Among the features for people with hearing loss, Apple is introducing new background sounds to help minimize distractions, and for those who are deaf or hard of hearing and Made for iPhone (MFi) will soon support new bi-directional hearing aids. Apple is also launching a new service on Thursday, May 20, called SignTime. This enables customers to communicate with AppleCare and Retail Customer Care by using American Sign Language (ASL) in the US, British Sign Language (BSL) in the UK, or French Sign Language (LSF) in France, right in their web browsers. Customers visiting Apple Store locations can also use SignTime to remotely access a sign language interpreter without booking ahead of time. SignTime will initially launch in the US, UK, and France, with plans to expand to additional countries in the future. For more information, visit: apple.com/contact.
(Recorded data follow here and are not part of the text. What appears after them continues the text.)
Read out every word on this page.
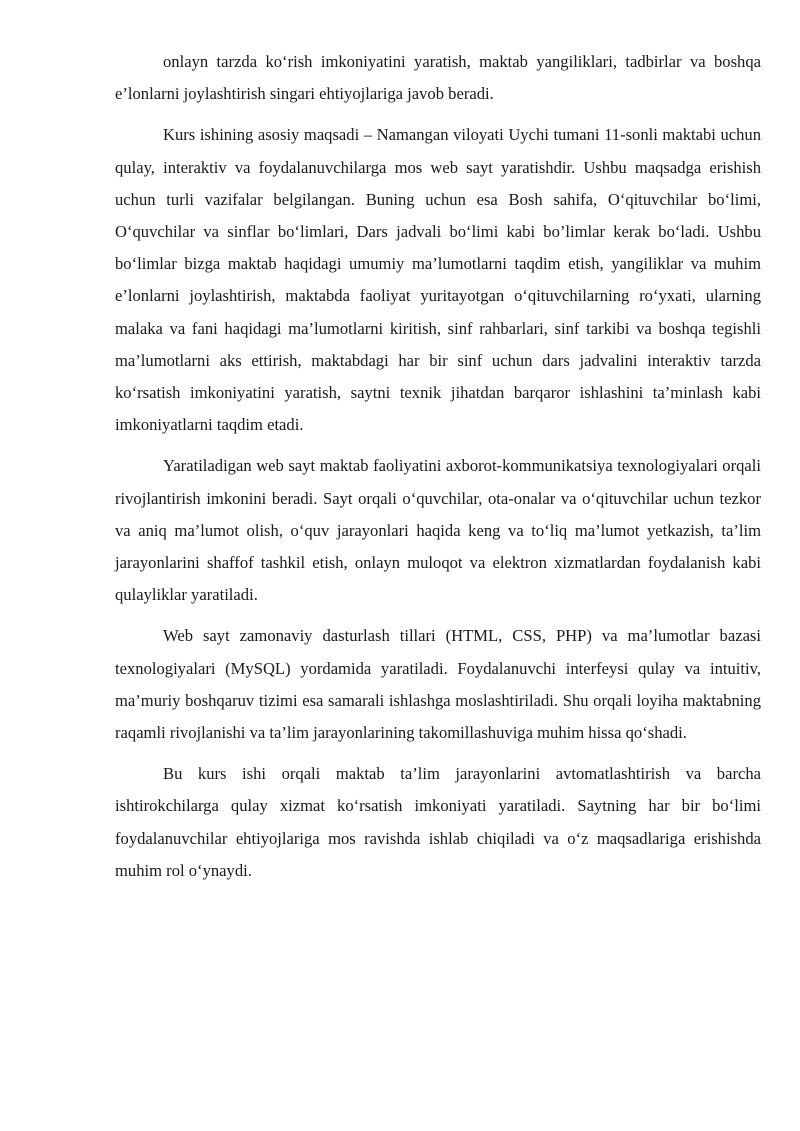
onlayn tarzda ko‘rish imkoniyatini yaratish, maktab yangiliklari, tadbirlar va boshqa e’lonlarni joylashtirish singari ehtiyojlariga javob beradi.

Kurs ishining asosiy maqsadi – Namangan viloyati Uychi tumani 11-sonli maktabi uchun qulay, interaktiv va foydalanuvchilarga mos web sayt yaratishdir. Ushbu maqsadga erishish uchun turli vazifalar belgilangan. Buning uchun esa Bosh sahifa, O‘qituvchilar bo‘limi, O‘quvchilar va sinflar bo‘limlari, Dars jadvali bo‘limi kabi bo’limlar kerak bo‘ladi. Ushbu bo‘limlar bizga maktab haqidagi umumiy ma’lumotlarni taqdim etish, yangiliklar va muhim e’lonlarni joylashtirish, maktabda faoliyat yuritayotgan o‘qituvchilarning ro‘yxati, ularning malaka va fani haqidagi ma’lumotlarni kiritish, sinf rahbarlari, sinf tarkibi va boshqa tegishli ma’lumotlarni aks ettirish, maktabdagi har bir sinf uchun dars jadvalini interaktiv tarzda ko‘rsatish imkoniyatini yaratish, saytni texnik jihatdan barqaror ishlashini ta’minlash kabi imkoniyatlarni taqdim etadi.

Yaratiladigan web sayt maktab faoliyatini axborot-kommunikatsiya texnologiyalari orqali rivojlantirish imkonini beradi. Sayt orqali o‘quvchilar, ota-onalar va o‘qituvchilar uchun tezkor va aniq ma’lumot olish, o‘quv jarayonlari haqida keng va to‘liq ma’lumot yetkazish, ta’lim jarayonlarini shaffof tashkil etish, onlayn muloqot va elektron xizmatlardan foydalanish kabi qulayliklar yaratiladi.

Web sayt zamonaviy dasturlash tillari (HTML, CSS, PHP) va ma’lumotlar bazasi texnologiyalari (MySQL) yordamida yaratiladi. Foydalanuvchi interfeysi qulay va intuitiv, ma’muriy boshqaruv tizimi esa samarali ishlashga moslashtiriladi. Shu orqali loyiha maktabning raqamli rivojlanishi va ta’lim jarayonlarining takomillashuviga muhim hissa qo‘shadi.

Bu kurs ishi orqali maktab ta’lim jarayonlarini avtomatlashtirish va barcha ishtirokchilarga qulay xizmat ko‘rsatish imkoniyati yaratiladi. Saytning har bir bo‘limi foydalanuvchilar ehtiyojlariga mos ravishda ishlab chiqiladi va o‘z maqsadlariga erishishda muhim rol o‘ynaydi.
“At Apple, we’ve long felt that the world’s best technology should respond to everyone’s needs, and our teams work relentlessly to build accessibility into everything we make,” said Sarah Herrlinger, Apple’s senior director of Global Accessibility Policy and Initiatives. “With these new features, we’re pushing the boundaries of innovation with next-generation technologies that bring the fun and function of Apple technology to even more people — and we can’t wait to share them with our users.”